While we were out exploring the city today, my children and I happened upon an extensive installation of paper daffodil tributes organised by the Cancer Council as a Field of Hope. Each daffodil had an individual message or drawing of love. It was beautiful. There was no way to ignore it because it covered the entire lawn in front of the Museum of Contemporary Art which we were walking past.
It was another one of those moments when internally I took a sharp breath fearful of what emotions and conversations it would evoke from my children. Their father, Mick, died from brain cancer five years ago when they were both less than five years old. How could I best support them as we approached it to take a closer look? How would I explain it to them?
In the first few years after Mick died their questions and concerns surprised me and were heart wrenching. I had explained many times as simply as I could that cancer was a disease of the cells creating lumps in their father’s brain that stopped his brain from working. Yet they could remember a time that Mick had bumped his head under the house and thought this might be the cause of the cancer?
They found the concept of cells confusing. They asked why couldn’t the doctors make him better? Wasn’t there a medicine?
Whenever I bumped my head or became sick with a cold they would become overly concerned because they did not want to lose their other parent. Each time I assured them that it was very very very unlikely that I would ever get brain cancer and that there were lots of scientists conducting research to try and find a cure for brain cancer and other types of cancer. Eventually they started to draw some comfort from my repetitive, simple messages.
It seems like there are events to raise awareness and funds for research for a cure for brain cancer and all the other types of cancer every week. There are stalls outside our local supermarket, there are walks and swims at our local beach, there are mufti days at pre-schools and schools.
In those initial years of grief I was mindful that these fundraisers and events might make my children more fearful and confused about cancer and the likelihood of it impacting another one of us.
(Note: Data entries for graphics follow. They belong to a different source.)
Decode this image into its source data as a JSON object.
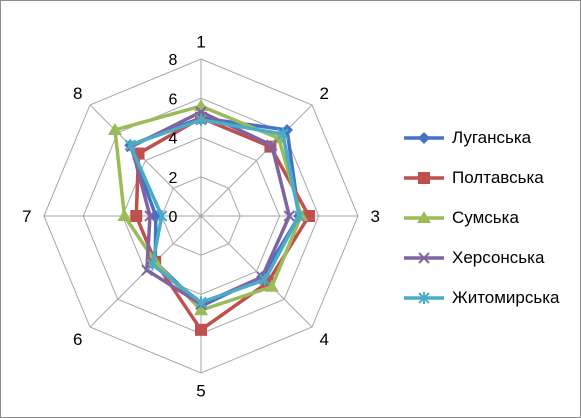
{
  "chart_data": {
    "type": "radar",
    "title": "",
    "categories": [
      "1",
      "2",
      "3",
      "4",
      "5",
      "6",
      "7",
      "8"
    ],
    "rlim": [
      0,
      8
    ],
    "r_ticks": [
      "0",
      "2",
      "4",
      "6",
      "8"
    ],
    "r_tick_values": [
      0,
      2,
      4,
      6,
      8
    ],
    "grid": true,
    "legend_position": "right",
    "series": [
      {
        "name": "Луганська",
        "values": [
          5.0,
          6.2,
          5.0,
          4.4,
          4.6,
          3.3,
          2.3,
          5.1
        ],
        "color": "#4472C4",
        "marker": "diamond"
      },
      {
        "name": "Полтавська",
        "values": [
          5.0,
          5.0,
          5.5,
          4.8,
          5.8,
          3.3,
          3.3,
          4.5
        ],
        "color": "#C0504D",
        "marker": "square"
      },
      {
        "name": "Сумська",
        "values": [
          5.6,
          5.6,
          5.1,
          5.1,
          4.8,
          3.3,
          3.9,
          6.2
        ],
        "color": "#9BBB59",
        "marker": "triangle"
      },
      {
        "name": "Херсонська",
        "values": [
          5.3,
          5.1,
          4.5,
          4.4,
          4.5,
          3.9,
          2.6,
          5.0
        ],
        "color": "#8064A2",
        "marker": "x"
      },
      {
        "name": "Житомирська",
        "values": [
          4.9,
          5.9,
          5.0,
          4.6,
          4.4,
          3.5,
          2.0,
          5.1
        ],
        "color": "#4BACC6",
        "marker": "asterisk"
      }
    ]
  }
}
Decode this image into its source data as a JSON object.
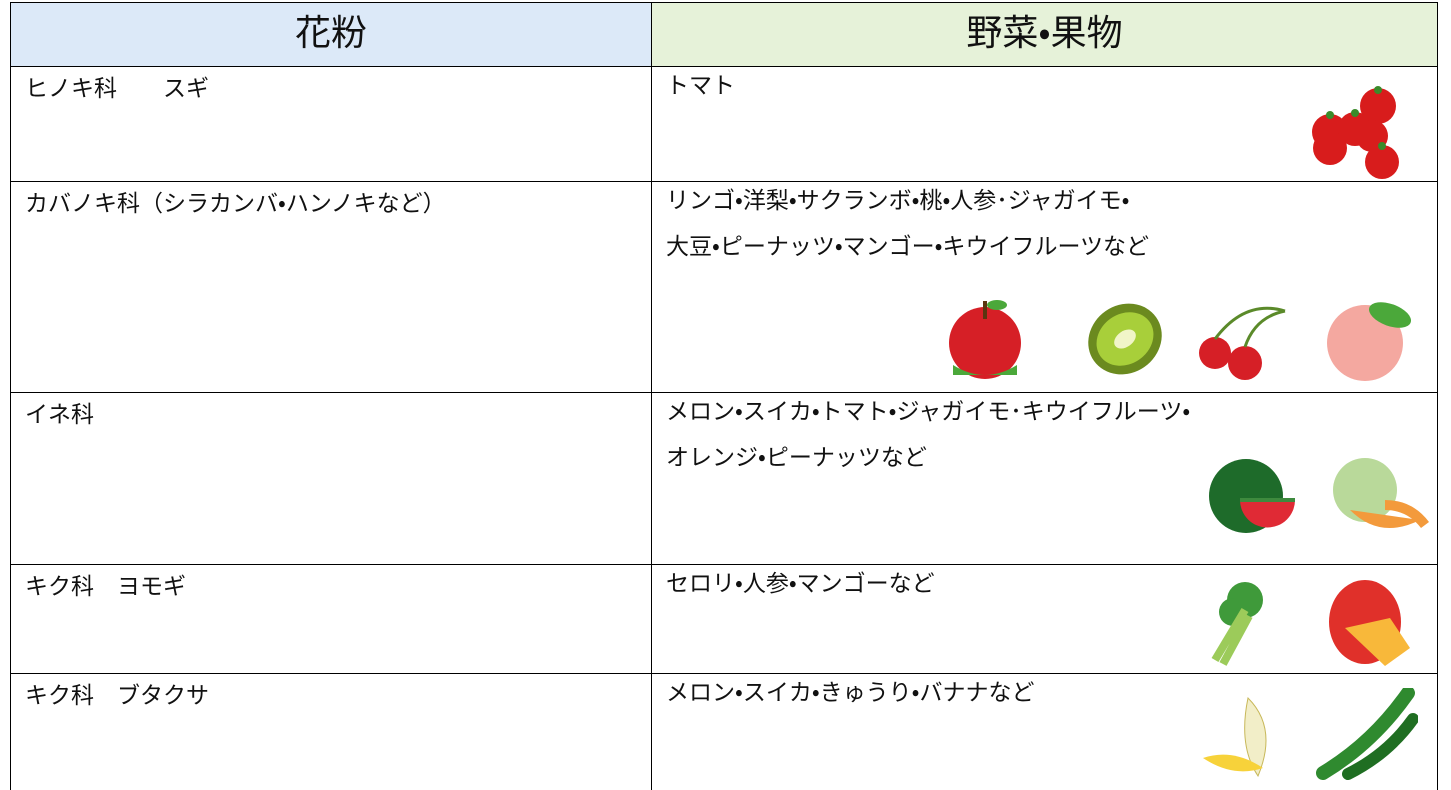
{
  "table": {
    "header": [
      "花粉",
      "野菜・果物"
    ],
    "rows": [
      {
        "pollen": "ヒノキ科　　スギ",
        "foods": [
          "トマト"
        ]
      },
      {
        "pollen": "カバノキ科（シラカンバ・ハンノキなど）",
        "foods": [
          "リンゴ・洋梨・サクランボ・桃・人参･ジャガイモ・",
          "大豆・ピーナッツ・マンゴー・キウイフルーツなど"
        ]
      },
      {
        "pollen": "イネ科",
        "foods": [
          "メロン・スイカ・トマト・ジャガイモ･キウイフルーツ・",
          "オレンジ・ピーナッツなど"
        ]
      },
      {
        "pollen": "キク科　ヨモギ",
        "foods": [
          "セロリ・人参・マンゴーなど"
        ]
      },
      {
        "pollen": "キク科　ブタクサ",
        "foods": [
          "メロン・スイカ・きゅうり・バナナなど"
        ]
      }
    ]
  }
}
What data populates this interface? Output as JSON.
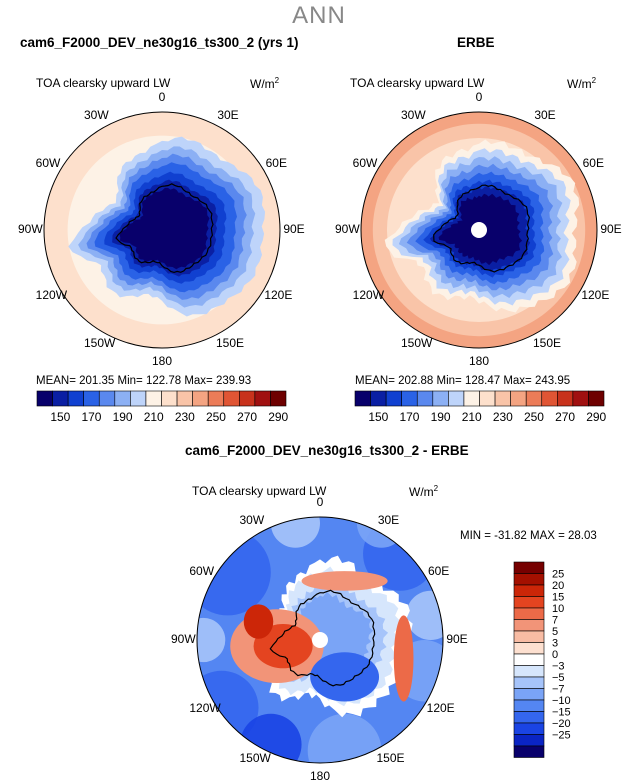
{
  "page": {
    "season": "ANN"
  },
  "colors": {
    "abs_scale": [
      "#08006b",
      "#0a1fa3",
      "#1040d0",
      "#2a62e6",
      "#5a88ee",
      "#8cb0f4",
      "#bed4fa",
      "#fdf2e6",
      "#fde0cc",
      "#f9c4a8",
      "#f4a482",
      "#ec7c58",
      "#e05534",
      "#c8321c",
      "#a01010",
      "#6e0000"
    ],
    "diff_scale": [
      "#08006b",
      "#0a24c4",
      "#1a44e4",
      "#3466ee",
      "#5486f2",
      "#7aa4f6",
      "#a6c4fa",
      "#d6e6fc",
      "#ffffff",
      "#fde0d0",
      "#f8bca4",
      "#f29478",
      "#ec6a48",
      "#e44420",
      "#cc2608",
      "#a41000",
      "#760000"
    ],
    "coast": "#000000",
    "pole": "#ffffff"
  },
  "panels": [
    {
      "title": "cam6_F2000_DEV_ne30g16_ts300_2 (yrs 1)",
      "variable": "TOA clearsky upward LW",
      "units": "W/m",
      "units_exp": "2",
      "stats": "MEAN= 201.35   Min= 122.78   Max= 239.93",
      "lon_labels": [
        "0",
        "30E",
        "60E",
        "90E",
        "120E",
        "150E",
        "180",
        "150W",
        "120W",
        "90W",
        "60W",
        "30W"
      ]
    },
    {
      "title": "ERBE",
      "variable": "TOA clearsky upward LW",
      "units": "W/m",
      "units_exp": "2",
      "stats": "MEAN= 202.88   Min= 128.47   Max= 243.95",
      "lon_labels": [
        "0",
        "30E",
        "60E",
        "90E",
        "120E",
        "150E",
        "180",
        "150W",
        "120W",
        "90W",
        "60W",
        "30W"
      ]
    },
    {
      "title": "cam6_F2000_DEV_ne30g16_ts300_2 - ERBE",
      "variable": "TOA clearsky upward LW",
      "units": "W/m",
      "units_exp": "2",
      "stats": "MIN = -31.82  MAX =  28.03",
      "lon_labels": [
        "0",
        "30E",
        "60E",
        "90E",
        "120E",
        "150E",
        "180",
        "150W",
        "120W",
        "90W",
        "60W",
        "30W"
      ]
    }
  ],
  "chart_data": [
    {
      "type": "heatmap",
      "projection": "south polar stereographic",
      "title": "cam6_F2000_DEV_ne30g16_ts300_2 (yrs 1)",
      "variable": "TOA clearsky upward LW",
      "units": "W/m2",
      "colorbar_ticks": [
        150,
        170,
        190,
        210,
        230,
        250,
        270,
        290
      ],
      "levels": [
        140,
        150,
        160,
        170,
        180,
        190,
        200,
        210,
        220,
        230,
        240,
        250,
        260,
        270,
        280,
        290
      ],
      "mean": 201.35,
      "min": 122.78,
      "max": 239.93
    },
    {
      "type": "heatmap",
      "projection": "south polar stereographic",
      "title": "ERBE",
      "variable": "TOA clearsky upward LW",
      "units": "W/m2",
      "colorbar_ticks": [
        150,
        170,
        190,
        210,
        230,
        250,
        270,
        290
      ],
      "levels": [
        140,
        150,
        160,
        170,
        180,
        190,
        200,
        210,
        220,
        230,
        240,
        250,
        260,
        270,
        280,
        290
      ],
      "mean": 202.88,
      "min": 128.47,
      "max": 243.95
    },
    {
      "type": "heatmap",
      "projection": "south polar stereographic",
      "title": "cam6_F2000_DEV_ne30g16_ts300_2 - ERBE",
      "variable": "TOA clearsky upward LW",
      "units": "W/m2",
      "colorbar_ticks": [
        25,
        20,
        15,
        10,
        7,
        5,
        3,
        0,
        -3,
        -5,
        -7,
        -10,
        -15,
        -20,
        -25
      ],
      "min": -31.82,
      "max": 28.03
    }
  ]
}
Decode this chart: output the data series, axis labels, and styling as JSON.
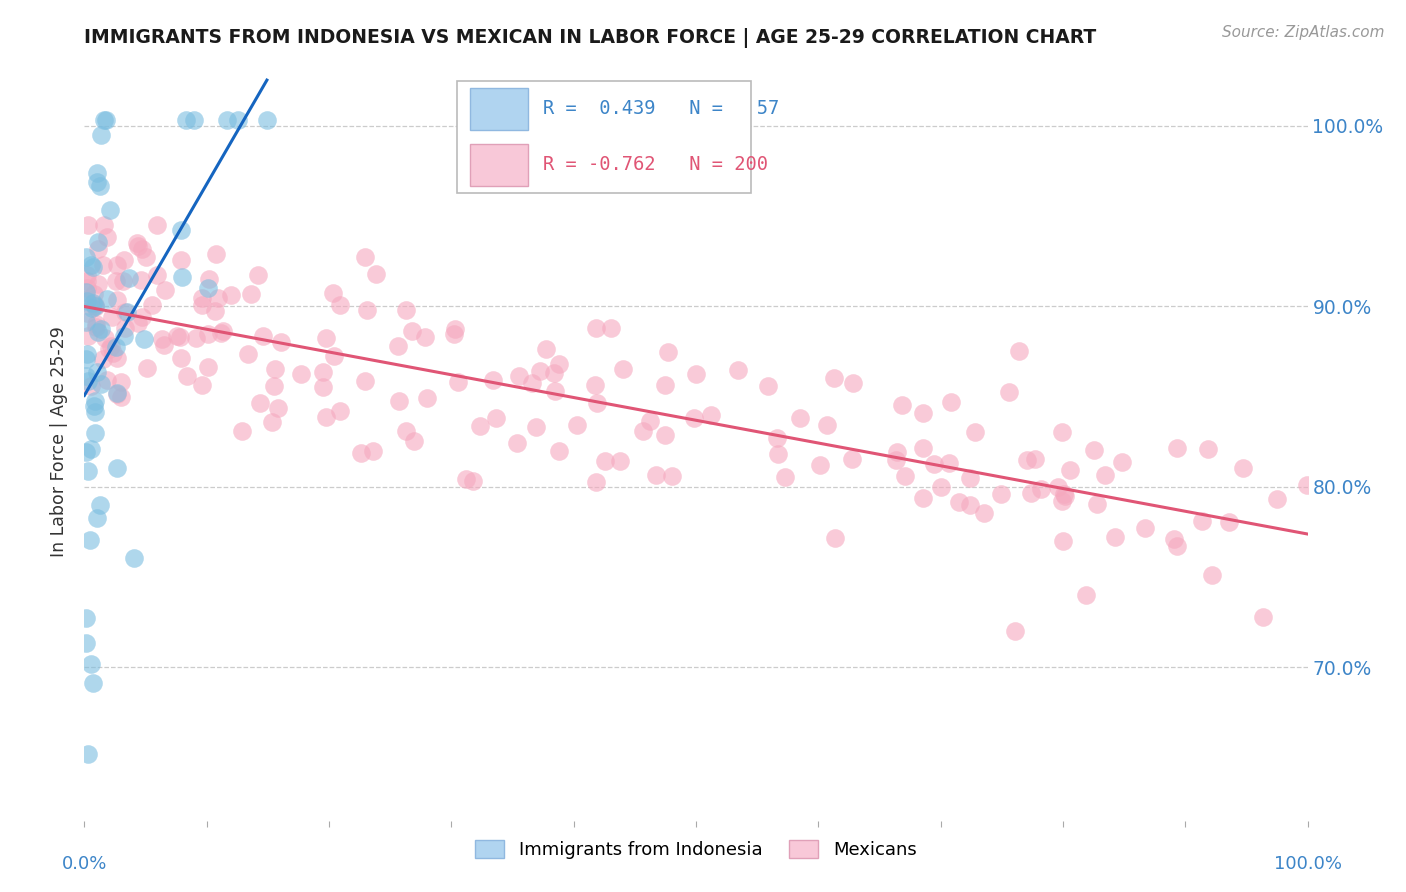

I might have found it helpful to attend a walk with others impacted by cancer and passionate about finding a cure, but I decided it would not support my children to be directly involved in such events.
Young children find it difficult to understand probabilities and survival rates. How do you explain that some cancers are rare? That some can be treated and that some can’t? Initially my children were having a hard enough time understanding the concept of death. Therefore, I chose to avoid the events and fundraisers if we could. I figured that over time as they got older we could become more involved in charities. In the meantime we would focus on getting by and trying to embrace the joys of life despite our loss.
Of course, it was inevitable given the prevalence of cancer that in time some of our friends and family would be diagnosed with cancer. Fortunately my children have been older, more capable of understanding the concept of cancer, and the cancer that our loved ones have had has been treatable and beatable. Each time I have been careful, calm, positive but realistic and simply communicated the key facts to my children. They have responded well to this approach.
So it was with all of this in mind that we approached the Field of Hope today. My 8 year old daughter and another young friend asked if they could buy a flower and write their own messages of hope to contribute to the installation.
My daughter wrote ” I hope they find a cure for cancer soon.”
Together we wriggled her message into the ground and shared a quick hug. Despite all my concerns, my racing mind and heart, we didn’t end up talking about our losses or our fears. We didn’t need to. Just the act of contributing, connecting to and admiring the Field of Hope was enough.
This year Cancer Council’s Daffodil Day is officially on Friday 25th August.